気球の会にて

気球の会にて

11月14日(土)、毎月、勉強会を開催している「気球の会」で、天井投影プラネタリウムやトークをさせてもらいました。「気球の会」は、重度心身障害を持ちながらも、「世界を知りたい、学びたい」と強く想う方々が集まっておられます。
これまで自分たちが住む町や、日本、世界のことを学んでいるうちに、「宇宙のことを知りたいよね」という話になったそうで、やはり「気球の会」を心のよりどころとされていた小林浩太朗さんのお母さんである小林圭子さんが、星つむぎの村のことを思い出してくださいました。
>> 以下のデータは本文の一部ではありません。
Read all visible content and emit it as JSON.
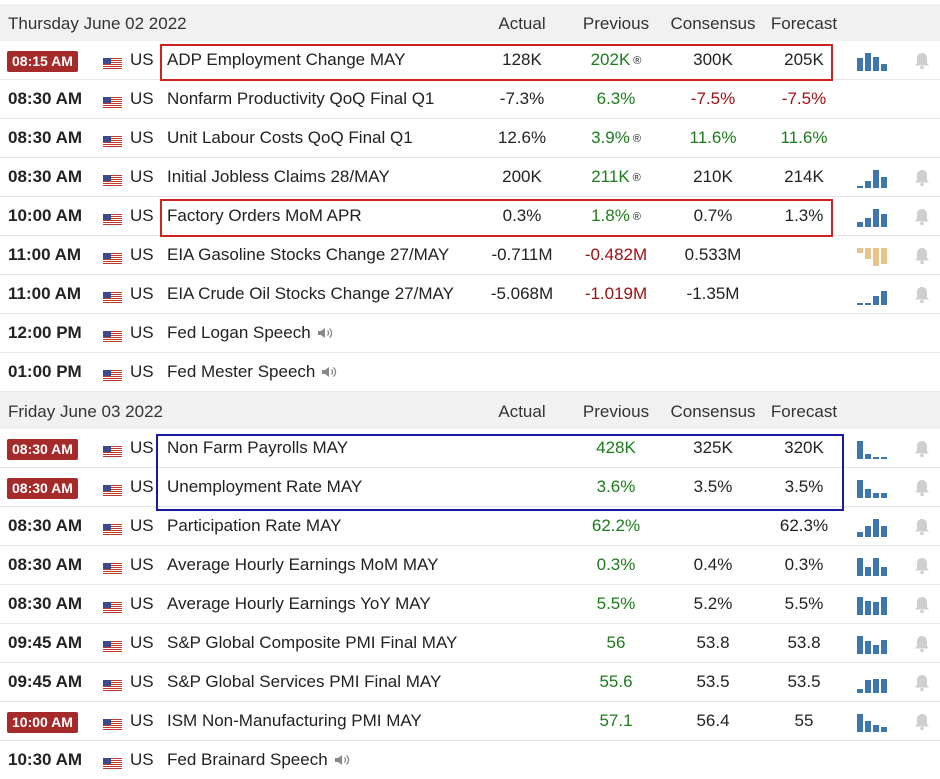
{
  "columns": {
    "actual": "Actual",
    "previous": "Previous",
    "consensus": "Consensus",
    "forecast": "Forecast"
  },
  "colors": {
    "badge": "#a52a2a",
    "green": "#1c7c1c",
    "red": "#a01010",
    "bar": "#3e76b0",
    "bar_alt": "#e8c48a",
    "box_red": "#cc2222",
    "box_blue": "#1a1aa0"
  },
  "days": [
    {
      "title": "Thursday June 02 2022",
      "rows": [
        {
          "time": "08:15 AM",
          "badge": true,
          "country": "US",
          "event": "ADP Employment Change MAY",
          "actual": "128K",
          "previous": "202K",
          "previous_color": "green",
          "previous_rev": "®",
          "consensus": "300K",
          "consensus_color": "",
          "forecast": "205K",
          "forecast_color": "",
          "chart": [
            0.7,
            1.0,
            0.8,
            0.4
          ],
          "chart_up": false,
          "speech": false
        },
        {
          "time": "08:30 AM",
          "badge": false,
          "country": "US",
          "event": "Nonfarm Productivity QoQ Final Q1",
          "actual": "-7.3%",
          "previous": "6.3%",
          "previous_color": "green",
          "previous_rev": "",
          "consensus": "-7.5%",
          "consensus_color": "red",
          "forecast": "-7.5%",
          "forecast_color": "red",
          "chart": null,
          "chart_up": false,
          "speech": false
        },
        {
          "time": "08:30 AM",
          "badge": false,
          "country": "US",
          "event": "Unit Labour Costs QoQ Final Q1",
          "actual": "12.6%",
          "previous": "3.9%",
          "previous_color": "green",
          "previous_rev": "®",
          "consensus": "11.6%",
          "consensus_color": "green",
          "forecast": "11.6%",
          "forecast_color": "green",
          "chart": null,
          "chart_up": false,
          "speech": false
        },
        {
          "time": "08:30 AM",
          "badge": false,
          "country": "US",
          "event": "Initial Jobless Claims 28/MAY",
          "actual": "200K",
          "previous": "211K",
          "previous_color": "green",
          "previous_rev": "®",
          "consensus": "210K",
          "consensus_color": "",
          "forecast": "214K",
          "forecast_color": "",
          "chart": [
            0.1,
            0.4,
            1.0,
            0.6
          ],
          "chart_up": false,
          "speech": false
        },
        {
          "time": "10:00 AM",
          "badge": false,
          "country": "US",
          "event": "Factory Orders MoM APR",
          "actual": "0.3%",
          "previous": "1.8%",
          "previous_color": "green",
          "previous_rev": "®",
          "consensus": "0.7%",
          "consensus_color": "",
          "forecast": "1.3%",
          "forecast_color": "",
          "chart": [
            0.3,
            0.5,
            1.0,
            0.7
          ],
          "chart_up": false,
          "speech": false
        },
        {
          "time": "11:00 AM",
          "badge": false,
          "country": "US",
          "event": "EIA Gasoline Stocks Change 27/MAY",
          "actual": "-0.711M",
          "previous": "-0.482M",
          "previous_color": "red",
          "previous_rev": "",
          "consensus": "0.533M",
          "consensus_color": "",
          "forecast": "",
          "forecast_color": "",
          "chart": [
            0.3,
            0.6,
            1.0,
            0.9
          ],
          "chart_up": true,
          "speech": false
        },
        {
          "time": "11:00 AM",
          "badge": false,
          "country": "US",
          "event": "EIA Crude Oil Stocks Change 27/MAY",
          "actual": "-5.068M",
          "previous": "-1.019M",
          "previous_color": "red",
          "previous_rev": "",
          "consensus": "-1.35M",
          "consensus_color": "",
          "forecast": "",
          "forecast_color": "",
          "chart": [
            0.05,
            0.05,
            0.5,
            0.8
          ],
          "chart_up": false,
          "speech": false
        },
        {
          "time": "12:00 PM",
          "badge": false,
          "country": "US",
          "event": "Fed Logan Speech",
          "actual": "",
          "previous": "",
          "previous_color": "",
          "previous_rev": "",
          "consensus": "",
          "consensus_color": "",
          "forecast": "",
          "forecast_color": "",
          "chart": null,
          "chart_up": false,
          "speech": true
        },
        {
          "time": "01:00 PM",
          "badge": false,
          "country": "US",
          "event": "Fed Mester Speech",
          "actual": "",
          "previous": "",
          "previous_color": "",
          "previous_rev": "",
          "consensus": "",
          "consensus_color": "",
          "forecast": "",
          "forecast_color": "",
          "chart": null,
          "chart_up": false,
          "speech": true
        }
      ]
    },
    {
      "title": "Friday June 03 2022",
      "rows": [
        {
          "time": "08:30 AM",
          "badge": true,
          "country": "US",
          "event": "Non Farm Payrolls MAY",
          "actual": "",
          "previous": "428K",
          "previous_color": "green",
          "previous_rev": "",
          "consensus": "325K",
          "consensus_color": "",
          "forecast": "320K",
          "forecast_color": "",
          "chart": [
            1.0,
            0.3,
            0.1,
            0.1
          ],
          "chart_up": false,
          "speech": false
        },
        {
          "time": "08:30 AM",
          "badge": true,
          "country": "US",
          "event": "Unemployment Rate MAY",
          "actual": "",
          "previous": "3.6%",
          "previous_color": "green",
          "previous_rev": "",
          "consensus": "3.5%",
          "consensus_color": "",
          "forecast": "3.5%",
          "forecast_color": "",
          "chart": [
            1.0,
            0.5,
            0.3,
            0.3
          ],
          "chart_up": false,
          "speech": false
        },
        {
          "time": "08:30 AM",
          "badge": false,
          "country": "US",
          "event": "Participation Rate MAY",
          "actual": "",
          "previous": "62.2%",
          "previous_color": "green",
          "previous_rev": "",
          "consensus": "",
          "consensus_color": "",
          "forecast": "62.3%",
          "forecast_color": "",
          "chart": [
            0.3,
            0.6,
            1.0,
            0.6
          ],
          "chart_up": false,
          "speech": false
        },
        {
          "time": "08:30 AM",
          "badge": false,
          "country": "US",
          "event": "Average Hourly Earnings MoM MAY",
          "actual": "",
          "previous": "0.3%",
          "previous_color": "green",
          "previous_rev": "",
          "consensus": "0.4%",
          "consensus_color": "",
          "forecast": "0.3%",
          "forecast_color": "",
          "chart": [
            1.0,
            0.5,
            1.0,
            0.5
          ],
          "chart_up": false,
          "speech": false
        },
        {
          "time": "08:30 AM",
          "badge": false,
          "country": "US",
          "event": "Average Hourly Earnings YoY MAY",
          "actual": "",
          "previous": "5.5%",
          "previous_color": "green",
          "previous_rev": "",
          "consensus": "5.2%",
          "consensus_color": "",
          "forecast": "5.5%",
          "forecast_color": "",
          "chart": [
            1.0,
            0.8,
            0.7,
            1.0
          ],
          "chart_up": false,
          "speech": false
        },
        {
          "time": "09:45 AM",
          "badge": false,
          "country": "US",
          "event": "S&P Global Composite PMI Final MAY",
          "actual": "",
          "previous": "56",
          "previous_color": "green",
          "previous_rev": "",
          "consensus": "53.8",
          "consensus_color": "",
          "forecast": "53.8",
          "forecast_color": "",
          "chart": [
            1.0,
            0.7,
            0.5,
            0.8
          ],
          "chart_up": false,
          "speech": false
        },
        {
          "time": "09:45 AM",
          "badge": false,
          "country": "US",
          "event": "S&P Global Services PMI Final MAY",
          "actual": "",
          "previous": "55.6",
          "previous_color": "green",
          "previous_rev": "",
          "consensus": "53.5",
          "consensus_color": "",
          "forecast": "53.5",
          "forecast_color": "",
          "chart": [
            0.2,
            0.7,
            0.8,
            0.8
          ],
          "chart_up": false,
          "speech": false
        },
        {
          "time": "10:00 AM",
          "badge": true,
          "country": "US",
          "event": "ISM Non-Manufacturing PMI MAY",
          "actual": "",
          "previous": "57.1",
          "previous_color": "green",
          "previous_rev": "",
          "consensus": "56.4",
          "consensus_color": "",
          "forecast": "55",
          "forecast_color": "",
          "chart": [
            1.0,
            0.6,
            0.4,
            0.3
          ],
          "chart_up": false,
          "speech": false
        },
        {
          "time": "10:30 AM",
          "badge": false,
          "country": "US",
          "event": "Fed Brainard Speech",
          "actual": "",
          "previous": "",
          "previous_color": "",
          "previous_rev": "",
          "consensus": "",
          "consensus_color": "",
          "forecast": "",
          "forecast_color": "",
          "chart": null,
          "chart_up": false,
          "speech": true
        }
      ]
    }
  ]
}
浩太朗さんとお母さんは、以前、都留ミュージアムで行ったドームプラネタリウムを体験してくださっていたのです。

参加者である、貴輝さん、康太さん、真知さん、彩那さんの、「知りたい」思いを事前にお聞きしました。「宇宙ってどうなっているんだろうとずっと思っていました。地球っていったいなんだろうと。この歴史も宇宙の中でみたらどんな位置にあるのか、それがわからなくてちょっと聞くとなんかすごいことなんだけれども、一体どういう仕組みになっているのかがちっともわからないし、誰も教えてくれないからほんとうにわからないから、知りたいです。」「私たちが生きていく中で足りていないのは知識だと思うので、専門の人に知りたいことをこたえてもらうことはすごく嬉しいです」などなど。

当日、もちろんその日の星空のことやそこに惑星があることなどもお話しますが、加えて、星野道夫の言葉も紹介しました。「知りたい」と思う気持ちの根源性について。そして、自分たちのいる場所を確認しました。
加えて「宇宙カレンダー」の話も。

それらを一生懸命聞いてくれていたみなさんから次のような感想が。
「今日の話はとても感動しました。以前も天井で見たときに、きれいとか明るいということを先生たちがいってたかと思います。でもぼくはそんなことじゃなくて、もっと専門的に知りたかったのです。だから、今日は僕にその宇宙ということと、生きている意味を教えてもらってとても嬉しかったです。
生きていることや、宇宙の中の一人であることを感じ、満足しています。
今度オーロラの絵をかきますから、高橋さんにプレゼントします」
「人間だけでは生きていないということですか? この惑星に住まわせてもらっているという感覚でしょうか」
「今生きているということは生かされているということで、一人として差別もなく同じように星をみて、その中で同じように生活している、一つのものであるということがよくわかりました。」
「これまで生きてきて、ほんとうにこの世に生まれてきてよかったのか、生きている意味があるのか、と思ったりしましたが、今日の話を聞いて、人は意味があって生きているんだなあ、ということがよくわかりました。私も意味があってこの地球に生まれていたんだと思うと、悲しくもないし、つらくもない。でももしつらくなったら今日の話を思い出します」
「この会は、とても小さいけれど、もっともっと広げていきたい。ぼくたちがいろんなことを知りたいと思っているということをわかってもらって、わからないからいいや、とか難しいからやめようではなくて、挑戦して高橋さんのように丁寧に説明してくださる方に出会って少しでも知りたいことを学んでいくことができたら僕たちの考えももっと深くなるのかなと思って興奮しています」
「私たちが生きてる間はとても短いけれど、だからこそ、この短い小さな小さな時間があとになって考えるととても大きくて長い歴史の一歩になるんじゃないかと思いました。」

また、今日は、浩太朗さんの富士山や詩が額に飾られたものもきれいにならび、それがまた一層、場の空気をりりしくさせていました。

彼らの熱い想いに、私たちも大きな衝撃を受け、そして私たちが、いまだ、宇宙全体の中にあとどれぐらいわからないことがあるのかわからないのと同じように、人間もまた、人間の理解というものに対して私たちがわからないものがまだどれだけあるのか、ほんとうにわからないのだなとあらためて思いました。
気球の会のみなさま、ありがとうございました! またお会いしましょう。